When we visited the shacks a group of children welcomed us with amazing trust and enthusiasm. A small hand slipped into mine and Michael and I walked with a beaming child between us. Children were being piggy backed and flipped into the air by our other group members. Apparently young children struggle to recognise white people as individuals, so it's likely they thought we were their friends returning from an earlier visit. This probably explains their exuberance, but it was still a special experience.

Day 76 to 77: All aboard!

From Cape Town we joined a 41 day truck tour, led by Emma and Leteloi, who will take us on a seven country journey of 13,800km, finishing up in Nairobi, Kenya. Our tour group seemed a good bunch, with the 14 of us hailing mostly from the UK, and one girl from Australia, a guy from Japan, and three South Koreans. Only four of us were heading all the way to Nairobi, with most leaving the tour at Livingstone, Zambia, where we'd pick up new members. Michael and I were looking forward to seeing the different landscapes and learning about African cultures, but after a month of enjoying comfortable mid-range hotels in India, we felt a bit soft and weren't overly enthused at the prospect of living out of a tent for the next 6 weeks. We were pleased to hear there were opportunities to upgrade to rooms at various points on the trip and decided we'd take the easier route where we could!

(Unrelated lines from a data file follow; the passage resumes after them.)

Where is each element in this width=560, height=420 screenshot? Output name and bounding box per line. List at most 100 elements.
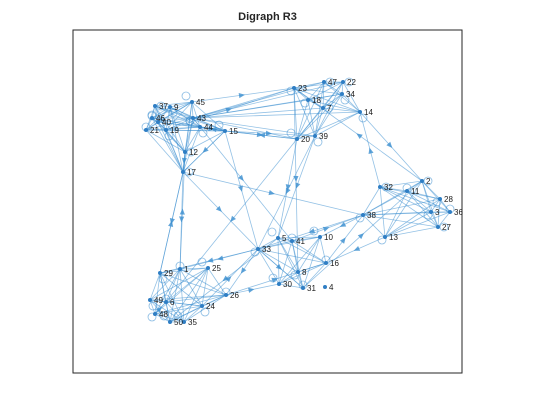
node-label-7: 7 <box>327 104 332 113</box>
node-36 <box>448 210 452 214</box>
cluster-5-edge <box>278 283 304 289</box>
cluster-3-edge <box>362 186 381 216</box>
cluster-3-edge <box>362 214 439 228</box>
edge-arrowhead <box>215 205 222 212</box>
node-label-4: 4 <box>329 283 334 292</box>
cluster-4-edge <box>183 305 203 323</box>
node-46 <box>150 116 154 120</box>
edge-layer <box>141 77 455 323</box>
self-loop-5 <box>267 227 277 237</box>
node-14 <box>358 110 362 114</box>
node-5 <box>276 236 280 240</box>
cluster-1-edge <box>165 117 194 131</box>
node-label-6: 6 <box>170 298 175 307</box>
node-2 <box>420 179 424 183</box>
cluster-1-edge <box>169 106 186 153</box>
node-label-31: 31 <box>307 284 316 293</box>
edge-arrowhead <box>179 216 185 223</box>
edge-arrowhead <box>217 255 224 261</box>
node-label-19: 19 <box>170 126 179 135</box>
node-40 <box>156 120 160 124</box>
cluster-2-edge <box>307 81 344 101</box>
node-16 <box>324 261 328 265</box>
edge-arrowhead <box>222 275 229 282</box>
cluster-3-edge <box>379 186 441 200</box>
node-26 <box>224 293 228 297</box>
edge-arrowhead <box>179 208 185 215</box>
cluster-1-edge <box>165 129 186 153</box>
edge-arrowhead <box>225 107 232 113</box>
edge-arrowhead <box>353 246 361 251</box>
self-loop-48 <box>147 312 157 322</box>
cluster-1-edge <box>184 126 201 153</box>
cluster-2-edge <box>192 107 324 119</box>
cluster-1-edge <box>165 126 201 131</box>
node-label-28: 28 <box>444 195 453 204</box>
node-12 <box>183 150 187 154</box>
self-loop-14 <box>358 113 368 123</box>
cluster-3-edge <box>384 198 441 238</box>
cluster-1-edge <box>191 101 201 128</box>
self-loop-23 <box>286 86 296 96</box>
cluster-5-edge <box>277 237 293 242</box>
self-loop-10 <box>309 226 319 236</box>
cluster-3-edge <box>384 211 451 238</box>
node-layer: 1234567891011121314151617181920212223242… <box>144 78 463 327</box>
node-3 <box>429 210 433 214</box>
cluster-2-edge <box>341 81 344 95</box>
node-43 <box>191 116 195 120</box>
cluster-4-edge <box>149 272 161 301</box>
cluster-3-edge <box>379 186 432 213</box>
cluster-5-edge <box>291 236 321 242</box>
cluster-5-edge <box>257 236 321 250</box>
node-label-8: 8 <box>302 268 307 277</box>
node-label-21: 21 <box>150 126 159 135</box>
node-23 <box>292 86 296 90</box>
cluster-4-edge <box>154 294 227 315</box>
node-label-2: 2 <box>426 177 431 186</box>
node-30 <box>277 282 281 286</box>
cluster-1-edge <box>184 130 226 153</box>
cluster-3-edge <box>437 211 451 228</box>
cluster-5-edge <box>277 236 321 239</box>
node-28 <box>438 197 442 201</box>
cluster-2-edge <box>296 93 343 140</box>
cluster-1-edge <box>157 117 194 123</box>
node-label-17: 17 <box>187 168 196 177</box>
node-25 <box>206 266 210 270</box>
node-label-3: 3 <box>435 208 440 217</box>
self-loop-33 <box>250 247 260 257</box>
node-9 <box>168 105 172 109</box>
self-loop-24 <box>200 307 210 317</box>
cluster-5-edge <box>278 271 299 285</box>
self-loop-18 <box>300 98 310 108</box>
self-loop-29 <box>158 274 168 284</box>
node-label-29: 29 <box>164 269 173 278</box>
cluster-4-edge <box>154 267 209 315</box>
self-loop-19 <box>164 131 174 141</box>
cluster-4-edge <box>179 268 227 296</box>
edge-arrowhead <box>339 221 347 227</box>
edge-arrowhead <box>339 237 346 244</box>
node-label-39: 39 <box>319 132 328 141</box>
cluster-2-edge <box>293 81 344 89</box>
cluster-4-edge <box>183 294 227 323</box>
node-38 <box>361 213 365 217</box>
node-45 <box>190 100 194 104</box>
node-32 <box>378 185 382 189</box>
cluster-3-edge <box>362 190 408 216</box>
cluster-4-edge <box>165 301 171 323</box>
node-label-35: 35 <box>188 318 197 327</box>
edge-arrowhead <box>208 125 215 131</box>
edge-arrowhead <box>237 174 244 182</box>
node-label-13: 13 <box>389 233 398 242</box>
edge-arrowhead <box>168 220 174 227</box>
self-loop-45 <box>181 91 191 101</box>
cluster-5-edge <box>277 237 327 264</box>
cluster-3-edge <box>437 198 441 228</box>
cluster-4-edge <box>165 294 227 303</box>
edge-arrowhead <box>271 277 278 283</box>
self-loop-25 <box>197 257 207 267</box>
node-19 <box>164 128 168 132</box>
self-loop-49 <box>148 301 158 311</box>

Africa often requires a change of plan and our journey began with such a change. South African authorities had recently decided to no longer allow foreign-registered vehicles with passengers to cross to Namibia, so instead of climbing aboard Shashe, the truck that would be our home for the next 41 days, we had a temporary truck until Namibia, where Leteloi and Shashe were waiting for us.

Friday, 4 February 2011

Day 72 to 76: The tablecloth on the mountain

We arrived in Cape Town in time to see the rushing cloud known as "the tablecloth" covering the top of Table Mountain. I initially thought a big storm was on its way into the city, but soon saw that although the cloud looked like it was about to spill over and flood the city, some weather phenomenon kept it from spreading.

Highlights of our time in Cape Town include:

Visiting beautiful wine regions
We took a day tour around Stellenbosch, Franschhoek and Paarl, with the stunning Cederberg mountain range in the backdrop. Pleasantly we were the only people on the tour, along with a friend of the tour leader, so we enjoyed a more personal tour than usual. The first winery of the day had a delicious fortified port-style wine for only £4.75, so we decided it would be a good evening tipple for our upcoming truck tour. At the last (and most expensive) winery of the tour we found the first Pinotage that we really liked, along with other delicious wines, but we kept our wallets closed.

Exploring the Cape area
A half-day tour took us around the beautiful beaches along the coast, to Cape Point and the Cape of Good Hope, the southwestern-most point of Africa.

Wandering in the city and seeing colonial-era architecture
We found Cape Town to be a very pleasant city and we enjoyed strolling around the city and the waterfront and savouring delicious food at cafes and restaurants.